Temple of History has been maligned
 E. Pococke, in his “India In Greece” or “Truth in Mythology” (preface, p. vii), seems helplessly rebuking the European scholarship for destroying the temple of history: 

“A gigantic mass of absurdities now lies exposed, for a sifting examination. It remains for the patient sagacity of European scholarship, working upon both Occidental and Oriental materials, to re-build, I trust, upon no unstable foundation, that Temple of History which national vanity has destroyed, and whose ruins national Bud’hism has obscured.” 

Pococke further writes (p. ix): “Our ignorance it is which has made a myth of history; and our ignorance is an Hellenic inheritance, much of it the result of Hellenic vanity.” Why Pococke, it seems, has titled this book also as, “ Truth in Mythology”. European scholarship ignorance or rejection of the oriental history is the product of their belief – unconscious or deliberate – that oriental mythologies as contained in their respective traditional scriptures are sentimental and do not give history. Ironically, it reflects their double standards. They themselves consider their own Biblical mythologies as reliable history.
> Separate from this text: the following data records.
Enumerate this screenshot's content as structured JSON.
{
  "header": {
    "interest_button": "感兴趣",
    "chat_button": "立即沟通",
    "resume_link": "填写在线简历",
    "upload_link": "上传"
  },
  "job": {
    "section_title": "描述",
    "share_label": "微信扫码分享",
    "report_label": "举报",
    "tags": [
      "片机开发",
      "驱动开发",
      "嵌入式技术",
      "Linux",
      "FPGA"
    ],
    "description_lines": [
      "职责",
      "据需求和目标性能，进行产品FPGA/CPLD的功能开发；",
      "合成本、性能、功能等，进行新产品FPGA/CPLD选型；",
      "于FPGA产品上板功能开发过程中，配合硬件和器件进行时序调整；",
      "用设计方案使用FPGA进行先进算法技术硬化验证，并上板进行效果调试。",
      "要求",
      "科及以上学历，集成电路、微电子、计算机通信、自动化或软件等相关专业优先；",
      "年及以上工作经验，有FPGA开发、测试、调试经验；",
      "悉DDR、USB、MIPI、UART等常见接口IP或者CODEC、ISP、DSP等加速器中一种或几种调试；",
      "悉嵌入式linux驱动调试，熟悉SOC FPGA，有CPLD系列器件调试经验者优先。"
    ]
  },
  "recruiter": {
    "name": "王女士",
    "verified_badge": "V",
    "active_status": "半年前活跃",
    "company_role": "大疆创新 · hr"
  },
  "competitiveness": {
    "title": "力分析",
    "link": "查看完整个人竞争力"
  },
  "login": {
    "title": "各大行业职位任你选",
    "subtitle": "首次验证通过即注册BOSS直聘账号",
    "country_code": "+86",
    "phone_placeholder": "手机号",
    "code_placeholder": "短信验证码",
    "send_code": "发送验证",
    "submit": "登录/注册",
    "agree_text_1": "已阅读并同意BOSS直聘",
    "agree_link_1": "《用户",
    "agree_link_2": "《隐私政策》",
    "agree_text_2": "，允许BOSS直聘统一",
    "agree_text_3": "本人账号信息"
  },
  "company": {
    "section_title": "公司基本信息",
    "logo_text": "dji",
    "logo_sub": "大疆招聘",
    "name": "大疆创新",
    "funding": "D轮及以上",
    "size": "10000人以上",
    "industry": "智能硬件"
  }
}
Should one be called a scholar who is shy of admitting his errors?

In light of recent research, including excavations, pointing to the previous inaccuracies, the example of Donald Foster comes to my mind. Foster admitted that his work to establish Shakespeare as the author of an obscure poem was incorrect. Foster candidly admitted his mistake, and gave a very important message of professional ethics to scholars, particularly historians: 
“No one who cannot rejoice in the discovery of his own mistakes deserves to be called a scholar.”